The National Review spotlights Ann Romney’s battle with multiple sclerosis and how that struggle makes the presidential campaign pale by comparison.
John Kerry will be spouting Mitt Romney talking points — as he plays the part of former Massachusetts governor in debate prep sessions with President Obama.
The annual “Giving USA” report found that charitable donations in 2011 grew by an anemic 0.9 percent. Via Chronicle of Philanthropy.
Should cities buy local? Governing asks.
CommonWealth’s Paul McMorrow says in his weekly Globe column that Millennium Partners’s 600 foot tower — with 500 residential units — is a great fit for the Filene’s pit.
More bad press for the Upper Crust, which has faced sanctions for exploiting workers at its pizza outlets.
Terrence Gomes, the embattled president of Roxbury Community College, calls it quits.
The Cape Cod Times supports a ban on bath salts, but wonders why the Legislature is taking so long to devise one.
A two-week lockout at Pilgrim nuclear power plant in Plymouth appears to be over, WBUR reports. Meanwhile, Attorney General Martha Coakley has filed an appeal in federal court of the 20-year license extension for Pilgrim, charging the NRC failed to do its due diligence in assessing safety threats to the 40-year-old plant.
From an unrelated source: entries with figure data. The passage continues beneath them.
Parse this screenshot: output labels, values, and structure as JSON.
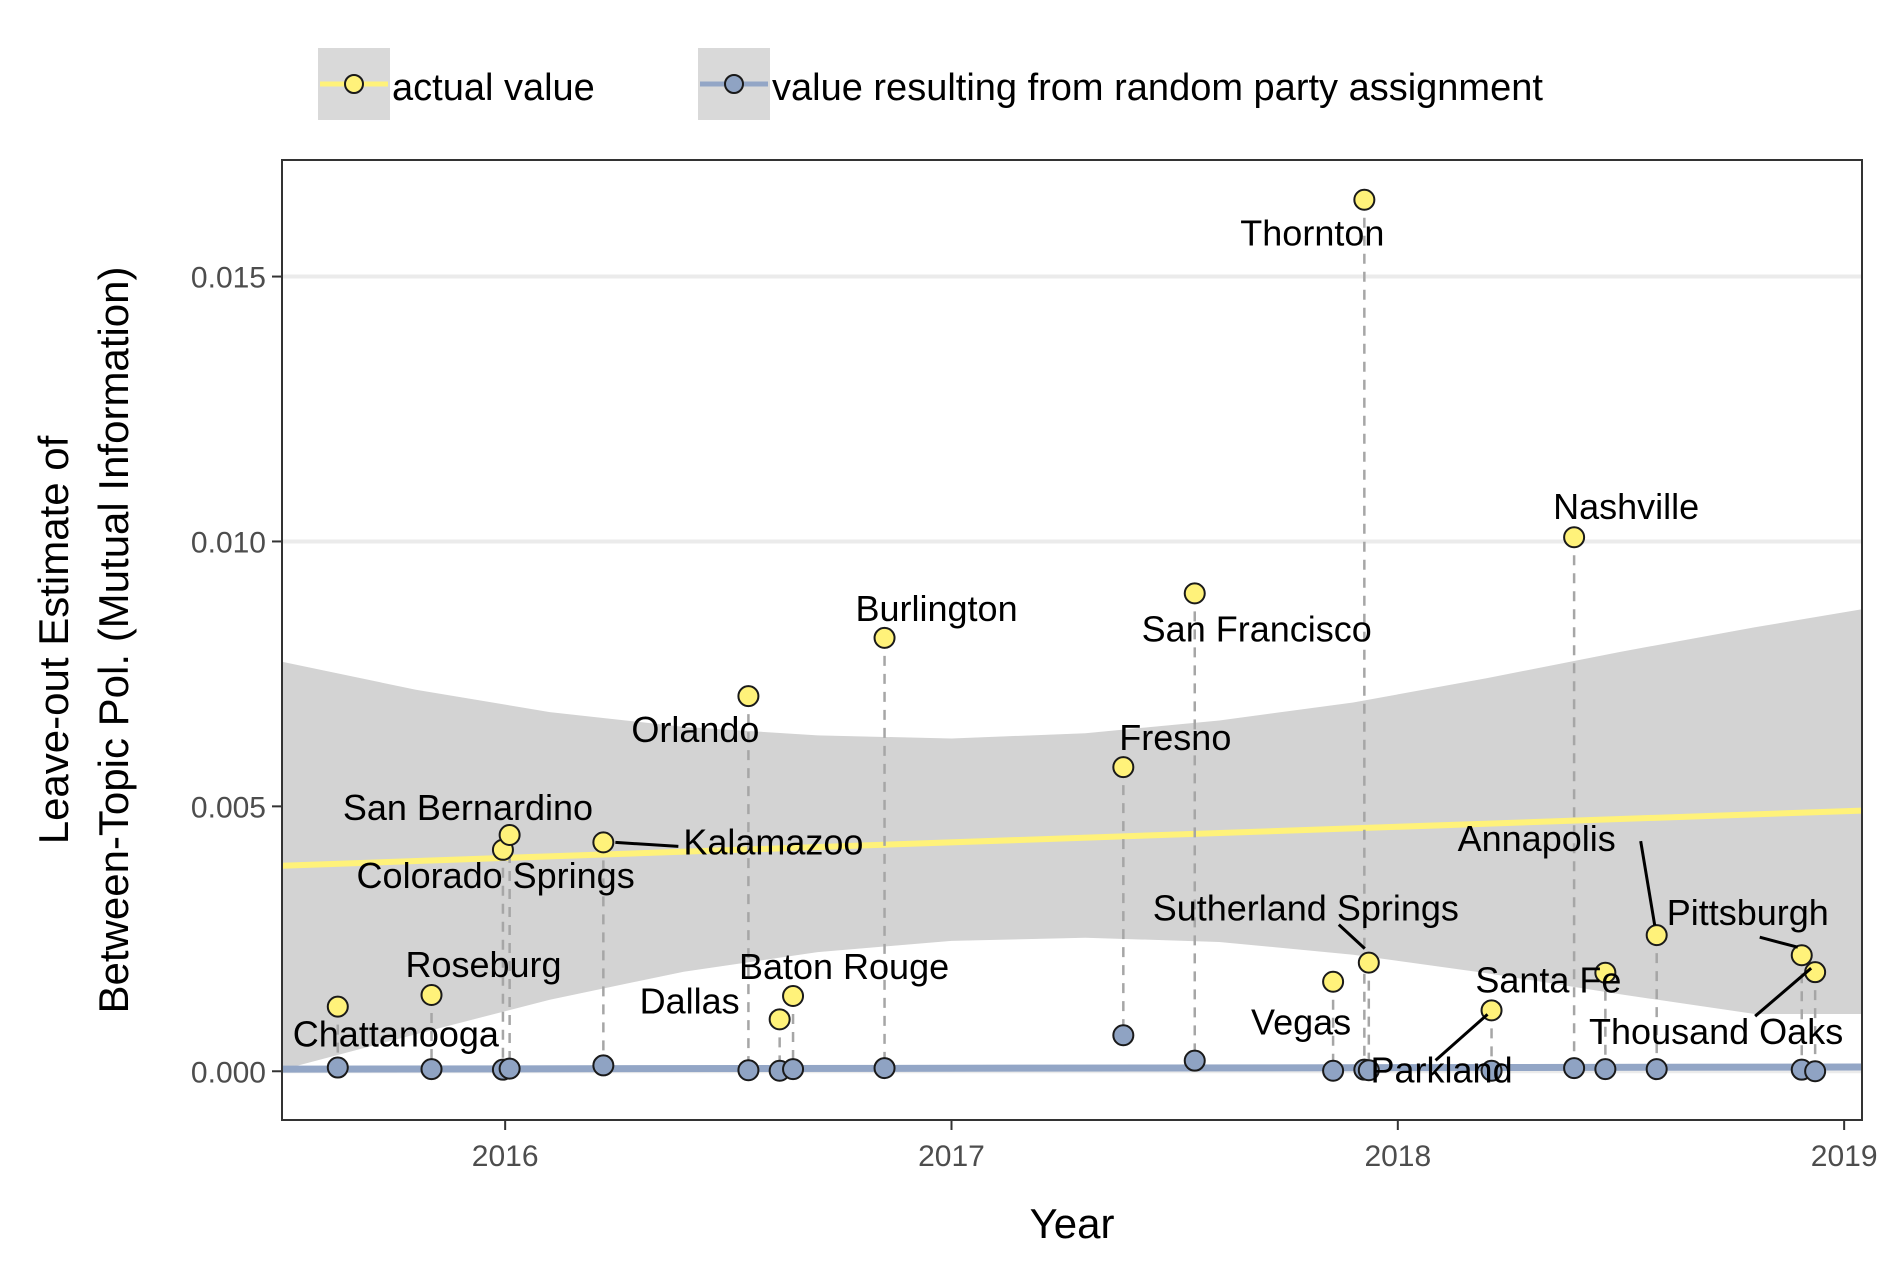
{
  "chart_data": {
    "type": "scatter",
    "title": "",
    "xlabel": "Year",
    "ylabel_lines": [
      "Leave-out Estimate of",
      "Between-Topic Pol. (Mutual Information)"
    ],
    "xlim": [
      2015.5,
      2019.04
    ],
    "ylim": [
      -0.00092,
      0.0172
    ],
    "x_ticks": [
      2016,
      2017,
      2018,
      2019
    ],
    "x_tick_labels": [
      "2016",
      "2017",
      "2018",
      "2019"
    ],
    "y_ticks": [
      0.0,
      0.005,
      0.01,
      0.015
    ],
    "y_tick_labels": [
      "0.000",
      "0.005",
      "0.010",
      "0.015"
    ],
    "grid": true,
    "legend_position": "top",
    "series": [
      {
        "name": "actual value",
        "color": "#fff27a",
        "line_color": "#fff27a"
      },
      {
        "name": "value resulting from random party assignment",
        "color": "#8fa3c3",
        "line_color": "#93a6c6"
      }
    ],
    "events": [
      {
        "label": "Chattanooga",
        "x": 2015.625,
        "actual": 0.00122,
        "random": 7e-05
      },
      {
        "label": "Roseburg",
        "x": 2015.835,
        "actual": 0.00144,
        "random": 4e-05
      },
      {
        "label": "San Bernardino",
        "x": 2015.995,
        "actual": 0.00418,
        "random": 3e-05
      },
      {
        "label": "Colorado Springs",
        "x": 2016.01,
        "actual": 0.00446,
        "random": 5e-05
      },
      {
        "label": "Kalamazoo",
        "x": 2016.22,
        "actual": 0.00432,
        "random": 0.00011
      },
      {
        "label": "Orlando",
        "x": 2016.545,
        "actual": 0.00708,
        "random": 2e-05
      },
      {
        "label": "Dallas",
        "x": 2016.615,
        "actual": 0.00098,
        "random": 1e-05
      },
      {
        "label": "Baton Rouge",
        "x": 2016.645,
        "actual": 0.00142,
        "random": 4e-05
      },
      {
        "label": "Burlington",
        "x": 2016.85,
        "actual": 0.00818,
        "random": 6e-05
      },
      {
        "label": "Fresno",
        "x": 2017.385,
        "actual": 0.00574,
        "random": 0.00068
      },
      {
        "label": "San Francisco",
        "x": 2017.545,
        "actual": 0.00902,
        "random": 0.0002
      },
      {
        "label": "Vegas",
        "x": 2017.855,
        "actual": 0.00169,
        "random": 1e-05
      },
      {
        "label": "Thornton",
        "x": 2017.925,
        "actual": 0.01645,
        "random": 3e-05
      },
      {
        "label": "Sutherland Springs",
        "x": 2017.935,
        "actual": 0.00205,
        "random": 2e-05
      },
      {
        "label": "Parkland",
        "x": 2018.21,
        "actual": 0.00115,
        "random": 1e-05
      },
      {
        "label": "Nashville",
        "x": 2018.395,
        "actual": 0.01008,
        "random": 6e-05
      },
      {
        "label": "Santa Fe",
        "x": 2018.465,
        "actual": 0.00186,
        "random": 4e-05
      },
      {
        "label": "Annapolis",
        "x": 2018.58,
        "actual": 0.00257,
        "random": 4e-05
      },
      {
        "label": "Pittsburgh",
        "x": 2018.905,
        "actual": 0.00219,
        "random": 3e-05
      },
      {
        "label": "Thousand Oaks",
        "x": 2018.935,
        "actual": 0.00187,
        "random": 0.0
      }
    ],
    "trend_actual": {
      "x": [
        2015.5,
        2019.04
      ],
      "y": [
        0.00388,
        0.00492
      ]
    },
    "trend_random": {
      "x": [
        2015.5,
        2019.04
      ],
      "y": [
        4e-05,
        8e-05
      ]
    },
    "ribbon": {
      "x": [
        2015.5,
        2015.8,
        2016.1,
        2016.4,
        2016.7,
        2017.0,
        2017.3,
        2017.6,
        2017.9,
        2018.2,
        2018.5,
        2018.8,
        2019.04
      ],
      "upper": [
        0.00773,
        0.0072,
        0.00678,
        0.0065,
        0.00634,
        0.00628,
        0.00638,
        0.00662,
        0.00696,
        0.00742,
        0.00792,
        0.00838,
        0.00872
      ],
      "lower": [
        3e-05,
        0.0007,
        0.00135,
        0.00188,
        0.00225,
        0.00246,
        0.00252,
        0.00244,
        0.0022,
        0.00185,
        0.00145,
        0.00108,
        0.00108
      ]
    }
  }
}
Years of contentious debate between New Bedford and surrounding communities over the clean-up money for New Bedford Harbor came to an end yesterday with the awarding of the final $6.6 million in grants from an environmental trust fund set up for the remediation.
Boston is a recycling laggard, the Globe reports.
The Berkshire Eagle wants the federal EPA to get on with a cleanup plan for the Housatonic River.
A Holbrook man was arrested in Brockton after police said he used stolen sausage links to attack and rob a man on a bike. Insert your own joke. We never sausage a thing.
Roger Clemens is acquitted of charges he lied to Congress.
MEDIAThe winners of the Knight News Challenge are announced, including one from Massachusetts offering a way to respond to natural disasters, the Nieman Journalism Lab reports.
The Republican debuts its redesiged website.